Я смотрел ему вслед, но снова молчал. А вдруг это был тот монстр? И снова, я снова не мог выдавить из себя ни словечка. Я ненавидел себя за это больше всего! Я не мог сказать, чего я по-настоящему хочу, не мог поделиться своими мыслями, чувствами. Я ощущал себя брошенным и от того, сам не понял, как потекли по щекам слезы. Я смотрел на отца, уходящего в даль по длинному коридору, и мне снова стало страшно, только уже не за себя, а за него.
- Папаааа! - кричал я так громко, сам не осознавая этого, несколько раз.

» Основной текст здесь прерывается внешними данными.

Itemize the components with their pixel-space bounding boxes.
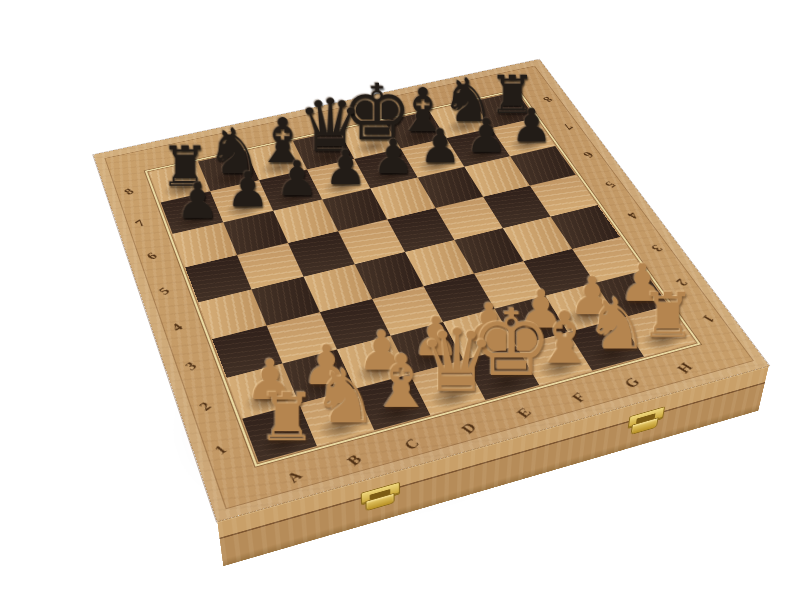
piece-white-knight[interactable]: ♞ [311,360,378,435]
piece-black-pawn[interactable]: ♟ [324,144,367,192]
piece-black-pawn[interactable]: ♟ [275,155,318,203]
piece-black-pawn[interactable]: ♟ [372,133,414,180]
piece-white-rook[interactable]: ♜ [257,384,317,451]
brass-clasp-right [626,407,665,437]
brass-clasp-left [360,482,399,513]
piece-black-pawn[interactable]: ♟ [175,177,219,226]
chess-box-product-photo: 12345678 12345678 ABCDEFGH ♜♞♝♛♚♝♞♜♟♟♟♟♟… [0,0,800,600]
piece-black-pawn[interactable]: ♟ [419,123,461,170]
piece-black-pawn[interactable]: ♟ [465,113,507,160]
piece-black-pawn[interactable]: ♟ [226,166,270,215]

Он обернулся от неожиданности и увидел, как я вновь падаю от оцепенения в страхе на пол, теряясь в пространстве и не вижу перед собой ничего, тяну руки в никуда. Сердце мое колотилось вновь и вновь и, казалось, будто я слушал чье-то дыхание. Мама вбежала в коридор после третьего крика, прикрыла платком мое лицо, чтобы остановить плач, прижала к себе так сильно, чтобы я вновь почувствовал себя не одиноким. И я в действительности пришел в себя, но от сильного давления в голове и непонимания происходящего потерял сознание.
Я очнулся в маминых объятиях на первом этаже. Сегодня все спали здесь. Обычно все делали так, когда на второй этаж подниматься было небезопасно. Папа сидел в кресле с ружьем. Мама была обеспокоена и даже сквозь сон следила за каждым из нас. Я лежал, укутанный в плед, у неё на груди и почти не слышал, как она дышала. Я прислонял ухо и пытался уловить стук, затем поднимал голову и смотрел на неё. В какой-то момент она посмотрела на меня и спросила шепотом:
- Что такое, малыш? Что тебя беспокоит?
И я ответил, что мне показалось, что она не дышит. Но она лишь легко улыбнулась и сказала, что просто чувствует себя не очень хорошо, и что отдых поможет ей восстановиться. Она поцеловала меня в голову и попросила попытаться снова заснуть, что я и сделал.